Paul’s Blog

A blog without a good name

Optimizing Osm2pgsql CXXFLAGS

When testing an osm2pgsql bug report I did some testing of osm2pgsql node parsing speed and various CXXFLAGS. CXXFLAGS is a variable that can tell the compiler to apply various optimizations when compiling the code, potentially resulting in speed increases.

The two flags I tested were -O and -march. There are countless others, and many that are not optimization related, but these two are all that need to be adjusted. More flags are not generally useful.

-O sets the overall level of optimization. Additional optimizations increase compile time, and can decrease the size of the resulting program. I looked at -O0, the default; -O2, the most commonly recommended level of optimization; and -O3, a higher level of optimization. -O3 is known to sometimes decrease performance.

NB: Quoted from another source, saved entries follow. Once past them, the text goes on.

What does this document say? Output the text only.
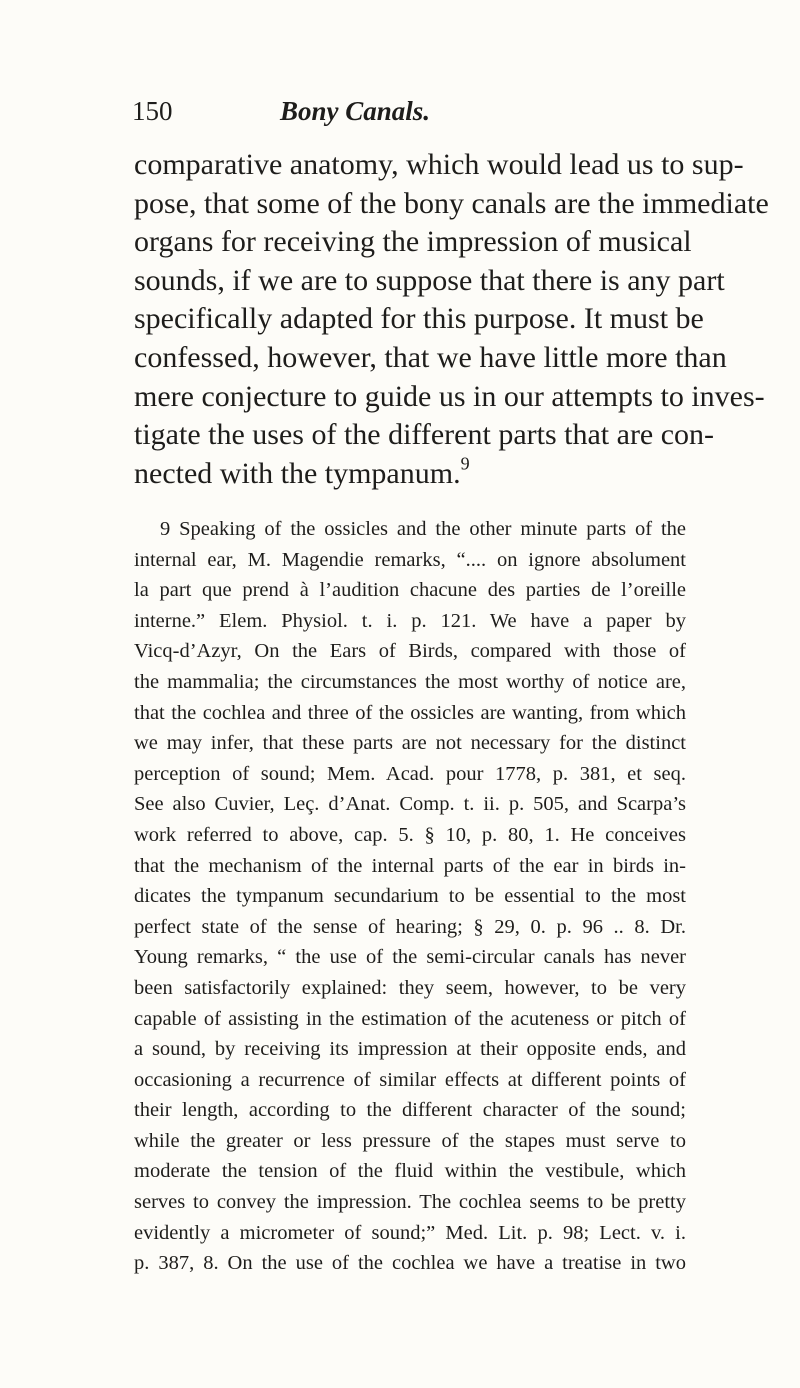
150	Bony Canals.
comparative anatomy, which would lead us to sup-
pose, that some of the bony canals are the immediate
organs for receiving the impression of musical
sounds, if we are to suppose that there is any part
specifically adapted for this purpose. It must be
confessed, however, that we have little more than
mere conjecture to guide us in our attempts to inves-
tigate the uses of the different parts that are con-
nected with the tympanum.$^9$
9 Speaking of the ossicles and the other minute parts of the
internal ear, M. Magendie remarks, “.... on ignore absolument
la part que prend à l’audition chacune des parties de l’oreille
interne.” Elem. Physiol. t. i. p. 121. We have a paper by
Vicq-d’Azyr, On the Ears of Birds, compared with those of
the mammalia; the circumstances the most worthy of notice are,
that the cochlea and three of the ossicles are wanting, from which
we may infer, that these parts are not necessary for the distinct
perception of sound; Mem. Acad. pour 1778, p. 381, et seq.
See also Cuvier, Leç. d’Anat. Comp. t. ii. p. 505, and Scarpa’s
work referred to above, cap. 5. § 10, p. 80, 1. He conceives
that the mechanism of the internal parts of the ear in birds in-
dicates the tympanum secundarium to be essential to the most
perfect state of the sense of hearing; § 29, 0. p. 96 .. 8. Dr.
Young remarks, “ the use of the semi-circular canals has never
been satisfactorily explained: they seem, however, to be very
capable of assisting in the estimation of the acuteness or pitch of
a sound, by receiving its impression at their opposite ends, and
occasioning a recurrence of similar effects at different points of
their length, according to the different character of the sound;
while the greater or less pressure of the stapes must serve to
moderate the tension of the fluid within the vestibule, which
serves to convey the impression. The cochlea seems to be pretty
evidently a micrometer of sound;” Med. Lit. p. 98; Lect. v. i.
p. 387, 8. On the use of the cochlea we have a treatise in two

-march tells GCC to use CPU-specific instruction sets like MMX, SSE, or AVX. This can speed up some operations, but results in binaries that don’t work on different CPUs. -march=native will auto-detect the appropriate CPU, but for reproducable tests I’m using -march=core-avx2, which corresponds to my fairly recent CPU.

This all originated with a bug report about node processing speed, so to test I ran osm2pgsql -O null --flat-nodes nodes.bin -s -C 22000 planet-150923.osm.pbf. The -O null option avoids writing to a backend and is intended for this kind of debugging. I only timed the node speed and cancelled when nodes were finished. Node processing generally is single-threaded and CPU limited.

Node processing speed

Optimization level No other flags -march=core-avx2
-O0 1179k/s 1171k/s
-O2 5149k/s 5193k/s
-O3 5072k/s 5175k/s

Binary size

Optimization level No other flags -march=core-avx2
-O0 1.6M 1.6M
-O2 685K 685K
-O3 693K 689K

Conclusions

-O2 should be used with osm2pgsql. There is no evidence that -O3 is an improvement, which is consistent with GCC and other recommendations. The new osm2pgsql CMake build system will automatically use -O2.

Other parts of the osm2pgsql import consume more time, and a --slim import without --drop will spend much of its time in PostgreSQL building a large index, where no osm2pgsql speedups can help.